Pour dérouiller un peu ses articulations, Naruto fit également quelques mouvements de haute volée, affronta au corps à corps une armée de ses propres clones et eut même l'occasion de faire un court duel avec Gaara. Son style de combat avait radicalement changé de celui que l'ancien ninja du sable lui connaissait. Le Taijutsu basé sur le nombre de clones et la force brute avait laissé place à des mouvements calmes et maîtrisés. Une précision chirurgicale, similaire à celle du poing souple, transpirait de chacun des coups qu'il portait. Ses déplacements étaient imperceptibles et sa présence si infime qu'il était plusieurs fois parvenu à surprendre le maître du désert sans pour autant en avoir l'intention. Gaara l'avait observé à de nombreuses reprises quand il affrontait des copies de lui-même, et il lui avait semblé que sous ses yeux s'était déroulé un ballet artistique plutôt qu'un simple combat. L'Uzumaki avait véritablement atteint une puissance irréelle, insoupçonnable.

Et pourtant, quand Gaara lui avait demandé son avis sur les Seigneurs de Guerre, Naruto lui avait fourni une réponse qui avait fait trembler l'imperturbable maître du désert. À ce moment, le blond avait fermé les yeux un court instant pour se concentrer sur l'ensemble des présences dans les Trois Royaumes, puis les avait rouverts avec un air de méfiance dans le regard.

" Leur énergie est au repos donc il m'est impossible d'être catégorique, mais je ne pense pas être de taille à les battre, même en un contre un.

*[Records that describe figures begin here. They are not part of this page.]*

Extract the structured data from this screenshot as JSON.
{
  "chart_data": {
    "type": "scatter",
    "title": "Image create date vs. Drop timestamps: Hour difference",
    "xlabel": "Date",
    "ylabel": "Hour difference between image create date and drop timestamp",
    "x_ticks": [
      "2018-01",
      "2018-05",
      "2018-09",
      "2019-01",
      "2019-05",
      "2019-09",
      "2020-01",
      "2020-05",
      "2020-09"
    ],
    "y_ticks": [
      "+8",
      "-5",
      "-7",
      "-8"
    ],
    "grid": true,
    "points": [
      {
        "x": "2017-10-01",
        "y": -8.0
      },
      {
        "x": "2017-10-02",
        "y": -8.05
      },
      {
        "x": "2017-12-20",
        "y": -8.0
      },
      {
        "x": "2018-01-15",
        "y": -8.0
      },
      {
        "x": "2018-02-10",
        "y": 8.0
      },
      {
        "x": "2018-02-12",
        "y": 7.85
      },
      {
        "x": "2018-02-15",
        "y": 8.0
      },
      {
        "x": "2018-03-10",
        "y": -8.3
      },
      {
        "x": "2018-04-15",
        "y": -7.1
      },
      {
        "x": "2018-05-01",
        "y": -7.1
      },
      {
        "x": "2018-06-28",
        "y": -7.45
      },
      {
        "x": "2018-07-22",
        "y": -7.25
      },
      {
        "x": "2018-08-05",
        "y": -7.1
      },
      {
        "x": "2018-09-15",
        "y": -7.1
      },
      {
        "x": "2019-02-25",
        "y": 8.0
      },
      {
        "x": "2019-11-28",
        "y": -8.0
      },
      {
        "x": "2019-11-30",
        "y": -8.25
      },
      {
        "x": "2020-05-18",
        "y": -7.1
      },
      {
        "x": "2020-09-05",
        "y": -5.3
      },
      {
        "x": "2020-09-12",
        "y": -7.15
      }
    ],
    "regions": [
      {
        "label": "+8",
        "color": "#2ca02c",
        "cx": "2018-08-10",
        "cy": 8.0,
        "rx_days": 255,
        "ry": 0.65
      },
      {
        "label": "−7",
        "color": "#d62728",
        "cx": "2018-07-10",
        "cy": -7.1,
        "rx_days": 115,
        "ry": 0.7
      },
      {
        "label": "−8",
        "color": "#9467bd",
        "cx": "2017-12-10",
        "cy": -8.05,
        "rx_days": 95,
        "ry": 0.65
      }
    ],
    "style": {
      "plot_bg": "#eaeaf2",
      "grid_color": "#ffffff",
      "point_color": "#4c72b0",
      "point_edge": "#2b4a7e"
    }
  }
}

Ils ont chacun énormément augmenté en puissance depuis que je les ai affrontés… s'en est presque étrange… " avait-il ajouté en fronçant les sourcils. Puis ses traits s'étaient à nouveau crispés. " Il n'y a pas qu'eux… quatre autres forces se démarquent largement du lot ".

" Les enfants de Sasuke " avait pris soin de préciser Gaara. " Apparemment, chacun d'entre eux aurait un potentiel suffisant pour faire passer les anciens membres de l'Akatsuki pour de simple gamins à l'académie ".

" Ils sont plus forts que toi… du moins, trois d'entre eux. Le dernier semble encore trop jeune " avait simplement lâché Naruto. Gaara avait acquiescé, comprenant où voulait en venir son ancien compagnon de fardeau. L'issue d'un combat de haut niveau se décidait en quelques secondes durant l'échange… un simple moment de distraction pouvait coûter la vie. Le niveau de compétences d'un ninja pouvait seulement faire chuter les probabilités de victoire de son adversaire… jamais les annuler. Avant l'Ère de la Paix Éternelle, il avait été courant de voir des hommes qualifiés comme héros se faire éliminer par un novice à cause d'un simple instant d'inattention. De ce fait, l'issue d'un combat n'était jamais décidée à l'avance, et le Kazekage déchu savait que la simple force brute n'était pas suffisante.

Le regard azuré de Naruto s'était ensuite terni pendant qu'il emmagasinait les informations qu'il recevait du mode Sennin, sondant la péninsule ninja toute entière. Une perception qui autrefois ne dépassait pas la surface d'un village…

" Un… non ". Il se reprit. " Une d'entre eux a même un pouvoir comparable aux Seigneurs de Guerre ". Il chercha une dizaine de secondes à affiner encore son analyse, mais se résigna quand un mal de tête le bloqua. Une goutte de sang perla de son nez. Il l'essuya d'un revers de la main et se massa les tempes. De toute évidence, c'étaient là les limites de son pouvoir de détection.

" Elle a un chakra extrêmement pur et singulier… très différent des Seigneurs de Guerre ou des trois autres enfants de Sasuke ".

Gaara acquiesça imperceptiblement la tête en suivant Naruto du regard.

" Elle n'est pas loin d'ici, direction nord-est. Elle se déplace rapidement ".

Pour la première fois depuis son arrivée, Naruto sentit une irrésistible pulsion faire bouillir son sang, lui ordonnant de sortir de la citadelle arénacée. Remarquant le regard émeraude que lui jetait le Kazekage déchu, il fit rouler ses épaules comme pour lui faire comprendre sa pensée. Il avait besoin de voir de ses propres yeux ce que le monde était devenu.

" Je t'accompagne " souffla simplement Gaara.